In de loodrecht op het strand afgezette schelpenbankjes kan je na een oostelijke wind de penhorentjes Haustator solanderi vinden. Het meest begeerd zijn de zwart glimmende haaientanden en roggentanden die op de zelfde plaatsen gevonden worden. Niet minder interessant zijn de zandstenen uit het Eoceen, die regelmatig dezelfde schelpen en haaientanden bevatten als die hier aanspoelen. Soms treft men er echter ook andere interessante fossielen in aan zoals zee–egels, slangsterren, krabben, sponzen en sporenfossielen. Iets jonger dan de Zwinfossielen zijn fossielen uit het Laat Eoceen, die op verschillende plaatsen aan de Zeeuwse kust aanspoelen. Met zekerheid kennen we hieruit een tweetal oestertjes: Ostrea ventilabrum en Pycnodonte queteleti.



Oligoceen: 34–23 miljoen jaar geleden

Oligocene afzettingen zijn in België ontsloten, zoals de Zanden van Berg in Oostelijk België en de Zanden van Ruisbroek en Klei van Boom (Rupelklei) in Midden–België. Hier en daar worden Zanden van Berg en Rupelklei in de diepe geulen van de Westerschelde blootgespoeld. Op de verschillende Zeeuwse vindplaatsen zijn daarom fossiele schelpen uit het Oligoceen te vinden. Deze fossielen zijn hier echter betrekkelijk schaars. Van de oligocene schelpen is de reuzenoester Pycnodonte callifera (Lamarck, 1819) het best vertegenwoordigd. Deze zijn in België aangetroffen in de Zanden van Berg, ook dicht in de buurt in de kleigroeve van Sint–Niklaas. In Zeeland zijn de karakteristieke roestbruine slotfragmenten van de schelp vooral bij de Kaloot te vinden.
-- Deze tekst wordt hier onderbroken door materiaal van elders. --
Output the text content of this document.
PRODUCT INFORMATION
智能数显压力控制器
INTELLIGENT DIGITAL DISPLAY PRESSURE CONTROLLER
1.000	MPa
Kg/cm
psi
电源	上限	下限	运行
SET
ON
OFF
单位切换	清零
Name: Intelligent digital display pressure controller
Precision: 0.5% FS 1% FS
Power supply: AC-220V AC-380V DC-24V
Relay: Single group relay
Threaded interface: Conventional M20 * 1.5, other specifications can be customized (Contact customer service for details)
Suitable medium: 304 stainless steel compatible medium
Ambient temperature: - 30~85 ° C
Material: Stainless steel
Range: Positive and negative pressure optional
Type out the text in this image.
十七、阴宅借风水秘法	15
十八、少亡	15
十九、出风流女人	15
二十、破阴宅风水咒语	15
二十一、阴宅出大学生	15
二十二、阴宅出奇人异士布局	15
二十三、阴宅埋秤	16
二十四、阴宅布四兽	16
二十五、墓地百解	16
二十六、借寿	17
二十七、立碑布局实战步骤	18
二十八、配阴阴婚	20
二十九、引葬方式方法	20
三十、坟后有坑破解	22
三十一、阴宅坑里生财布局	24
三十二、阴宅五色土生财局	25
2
Dit deel van de schelp is compacter dan de rest van de sponsachtige schelp, die door zijn broosheid langer transport over de zeebodem niet overleeft.

Voor de Rupelklei of Klei van Boom is Nuculana deshayesiana (Nyst, 1835) kenmerkend, hier een zeldzame vondst. Verder zijn uit deze afzettingen haaientanden zoals de spectaculaire Carcharocles angustidens bekend en de gefosforitiseerde krab Coeloma rupeliense. In deze Rupelklei zijn in diverse horizontale lagen versteende concentraties van kalkrijke klei ontstaan. Omdat deze een ovaalronde afgeplatte vorm hebben worden ze in de kleigroeven als “kleibroden” aangeduid. Een meer wetenschappelijke naam is Septarie. De naam duidt op de septen (= afscheiding, tussenschot) die typerend zijn voor deze stenen. Het inwendige van zo'n knol lijkt geheel in kleinere partjes verdeeld. Deze typische structuur kan verklaard worden door het versteningsproces, waarin uitdroging en dus krimp is opgetreden. Hierdoor ontstonden krimpscheuren. Later zijn de krimpscheuren weer opgevuld met hard materiaal, voornamelijk calciet. Die opvulling van de krimpscheuren vormden de septen. Door de septenstructuur vallen de knollen ook vrij snel uiteen en veel van die stukjes versteende klei zwerven over de Westerscheldebodem en spoelen ook af en toe op het strand aan, o.a. bij De Kaloot. Interessant is dat er vaak boorgaten in zitten van mollusken die zich graag in een hard substraat inboren. Afzettingen uit het Oligoceen – dat geldt ook voor het Mioceen – zijn in onze omgeving voor een groot deel door erosie verdwenen. Fosforietknollen uit deze perioden, waaronder ook gefossiliseerde krabben, afdrukken van schelpen, botten en tanden van vissen en zeezoogdieren, zijn echter bewaard in basisgrinden van het Mioceen en het Plioceen. Vondsten uit deze basisgrinden zijn vooral gedaan bij de Kaloot en bij Nieuwvliet.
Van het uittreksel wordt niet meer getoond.